Now introduce the integral representation $${2n-2q+2\choose n-q+2} = \frac{1}{2\pi i} \int_{|z|=\epsilon} \frac{(1+z)^{2n-2q+2}}{z^{n-q+3}} \; dz$$ which gives for the sum the integral $$\frac{1}{2\pi i} \int_{|z|=\epsilon} \frac{(1+z)^{2n+2}}{z^{n+3}} \sum_{q=0}^{n+1} {n+1\choose q} 3^q (-1)^{n-q} \left(\frac{z}{(1+z)^2}\right)^q \; dz \\ = - \frac{1}{2\pi i} \int_{|z|=\epsilon} \frac{(1+z)^{2n+2}}{z^{n+3}} \left(\frac{3z}{(1+z)^2}-1\right)^{n+1} \; dz \\ = - \frac{1}{2\pi i} \int_{|z|=\epsilon} \frac{1}{z^{n+3}} (-1+z-z^2)^{n+1} \; dz.$$ Put $w=-z$ which just rotates the small circle to get $$\frac{1}{2\pi i} \int_{|w|=\epsilon} \frac{1}{(-w)^{n+3}} (-1-w-w^2)^{n+1} \; dw \\ = \frac{1}{2\pi i} \int_{|w|=\epsilon} \frac{1}{w^{n+3}} (1+w+w^2)^{n+1} \; dw.$$ We get for the final answer $$[w^{n+2}] (1+w+w^2)^{n+1}$$ but we have $2n+2-n-2 = n$ and thus exploiting the symmetry of $1+w+w^2$ we get $$[w^n] (1+w+w^2)^{n+1}.$$

To evaluate the RHS introduce the integral representation $${k\choose n-k} = \frac{1}{2\pi i} \int_{|z|=\epsilon} \frac{(1+z)^k}{z^{n-k+1}} \; dz.$$

This gives for the sum the representation $$\frac{1}{2\pi i} \int_{|z|=\epsilon} \frac{1}{z^{n+1}} \sum_{k=0}^{n+1} {n+1\choose k} \left((1+z)z\right)^k \; dz \\ = \frac{1}{2\pi i} \int_{|z|=\epsilon} \frac{1}{z^{n+1}} (1+z(1+z))^{n+1} \; dz .$$ The answer is $$[z^n] (1+z+z^2)^{n+1},$$ the same as the LHS, and we are done.

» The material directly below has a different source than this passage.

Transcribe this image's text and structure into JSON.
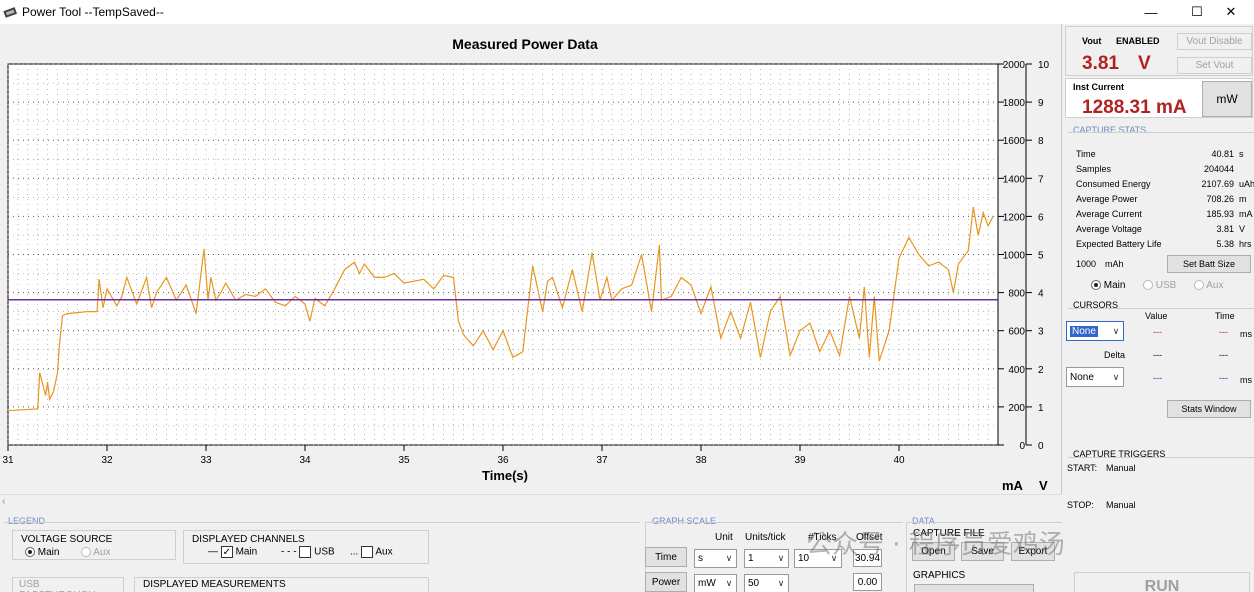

We have not made use of the properties of complex integrals here so this computation can also be presented using just algebra of generating functions.

This MSE link has another computation in the same spirit.

Apparently this method is due to Egorychev although some of it is probably folklore.